Tit for tat as an effective strategy originated in the 1980s when Robert Axelrod, an American political scientist and professor at the University of Michigan, held two tournaments to arrive at tentative conclusions. He wanted to check which strategy enables two rivals to choose cooperation over competition. The tournaments themselves were based on the classic Prisoner’s Dilemma situation, where two prisoners, held incommunicado separately, are offered deals to squeal on each other, with the one squealing getting a lighter sentence than the other. The optimum strategy for both prisoners is not to squeal, so that both get off lightly.

In Axelrod’s first tournament, the runaway winner was tit for tat, a strategy suggested by Ukraine-born American mathematical psychologist Anatol Rapoport. In tit for tat, each player mirrors the strategy of his rival; if he tries to hurt, you do, too; if he tries to cooperate, you do the same. Axelrod tried another tournament, where again the simple and easily understood tit-for-tat strategy scored over more sophisticated strategies. Later, Axelrod even tried tit for two tats, where you give your opponent one more chance to play fair after he cheats once, and found that this too did not deliver as good results as tit for tat, an eye for an eye. Mirroring your opponent worked best.

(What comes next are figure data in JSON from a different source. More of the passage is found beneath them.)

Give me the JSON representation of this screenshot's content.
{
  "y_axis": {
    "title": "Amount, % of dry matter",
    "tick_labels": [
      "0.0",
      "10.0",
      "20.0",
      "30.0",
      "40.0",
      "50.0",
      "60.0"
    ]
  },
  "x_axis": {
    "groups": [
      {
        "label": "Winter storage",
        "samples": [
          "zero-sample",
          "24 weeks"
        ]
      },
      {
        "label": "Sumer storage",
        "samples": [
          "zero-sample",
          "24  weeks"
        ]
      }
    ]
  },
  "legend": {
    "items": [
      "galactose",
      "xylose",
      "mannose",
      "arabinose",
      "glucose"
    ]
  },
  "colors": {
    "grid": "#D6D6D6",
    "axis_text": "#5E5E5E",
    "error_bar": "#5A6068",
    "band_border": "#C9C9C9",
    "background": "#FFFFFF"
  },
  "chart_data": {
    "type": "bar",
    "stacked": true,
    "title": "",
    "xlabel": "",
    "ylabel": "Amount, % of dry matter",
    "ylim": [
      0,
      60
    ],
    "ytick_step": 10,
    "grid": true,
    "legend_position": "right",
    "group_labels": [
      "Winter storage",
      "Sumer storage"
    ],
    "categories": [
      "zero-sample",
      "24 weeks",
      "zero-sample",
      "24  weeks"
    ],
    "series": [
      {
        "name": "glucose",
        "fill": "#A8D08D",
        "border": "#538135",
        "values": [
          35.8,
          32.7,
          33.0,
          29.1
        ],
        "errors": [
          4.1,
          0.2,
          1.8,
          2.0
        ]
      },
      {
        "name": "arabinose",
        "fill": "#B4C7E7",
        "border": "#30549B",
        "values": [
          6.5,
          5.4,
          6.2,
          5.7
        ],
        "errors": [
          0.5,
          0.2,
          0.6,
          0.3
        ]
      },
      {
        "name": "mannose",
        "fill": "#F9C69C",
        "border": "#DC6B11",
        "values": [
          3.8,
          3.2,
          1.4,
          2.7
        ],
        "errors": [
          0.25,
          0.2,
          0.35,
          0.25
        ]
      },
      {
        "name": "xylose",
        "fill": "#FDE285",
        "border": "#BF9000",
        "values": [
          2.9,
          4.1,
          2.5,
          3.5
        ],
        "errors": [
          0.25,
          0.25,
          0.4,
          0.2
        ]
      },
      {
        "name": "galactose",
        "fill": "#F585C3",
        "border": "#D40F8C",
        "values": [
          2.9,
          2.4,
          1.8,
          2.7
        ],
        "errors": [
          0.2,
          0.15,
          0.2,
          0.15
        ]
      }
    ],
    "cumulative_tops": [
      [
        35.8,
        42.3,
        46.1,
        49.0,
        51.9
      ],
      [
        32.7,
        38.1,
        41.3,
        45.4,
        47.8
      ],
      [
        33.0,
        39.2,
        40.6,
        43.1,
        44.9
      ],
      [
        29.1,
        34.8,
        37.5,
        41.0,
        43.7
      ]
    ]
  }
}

In the India-Pakistan context, India has been following the strategy of restraint, even non-retaliation. Under Narendra Modi, we have seen a variation of the tit-for-two-tats strategy. After the Pathankot air force station attack by the Jaish-e-Mohammed, we tried to get Pakistani cooperation in identifying who the attackers were. It was only after Uri followed that we retaliated with the surgical strike. Earlier, under the United Progressive Alliance regime, we were okay with even a tit-for-several-tats non-strategy, which failed miserably in getting Pakistan to behave better. The only lesson Pakistan learnt from our tepid response was that we have a high threshold for pain and punishment, and thus their “death-by-a-thousand-cuts" plan was working. Under Modi, this strategy is being reworked to become a true tit for tat, and if we persist with this over the long term, it should improve Pakistan’s behaviour.

There are two rules that all moral philosophers love. One is called the Golden Rule, where we do unto others what we want done unto us; the corollary, called the Silver Rule, is to not do unto others what we don’t want others to do unto us. The third is tit for tat, also called the Bronze Rule. M.K. Gandhi can be called a votary of the first two rules but not the third. His belief was an eye for an eye and a tooth for a tooth would leave the whole world blind and toothless.

He was wrong for a simple reason. While in the early stages of combat an eye for an eye will indeed leave a lot of people blind, over time both rivals will learn to provide better protection for their eyes in combat, and as injuries reduce, both sides will realize the futility of trying to damage the opponent’s eye. Gandhi got his game theory all wrong since he viewed the problem purely from a moral angle.

If we accept tit for tat as a more moral and workable strategy in the long run, clearly India needs to deploy it consistently in both directions—retaliation and cooperation. Every Pakistani bid to cheat and injure us must be followed with a retaliatory strike of some kind; every good deed must be followed by reciprocation in some way. So, once the border shelling and killing stops, if Pakistan offers an olive branch, we should tentatively take it. If Pakistan rewards us with another jihadi attack, we should plug them in the eye where it hurts. If they promote separatists in Kashmir, we should do so in Balochistan, Sind or Gilgit-Baltistan. Tit for tat, if it is to remain below the nuclear threshold, must thus also explore Indian use of non-state actors and economic pressures.

The lesson to learn from game theory is that consistency in policy is vital to get the message across. Tit for tat will work as long as it is consistent across governments. No matter what happens in the 2019 general elections, the winner should accept the logic of tit for tat. Giving it up for meaningless talks will mean loss of all the gains made so far from the surgical strike and Balakot.

R. Jagannathan is editorial director, ‘Swarajya’ magazine.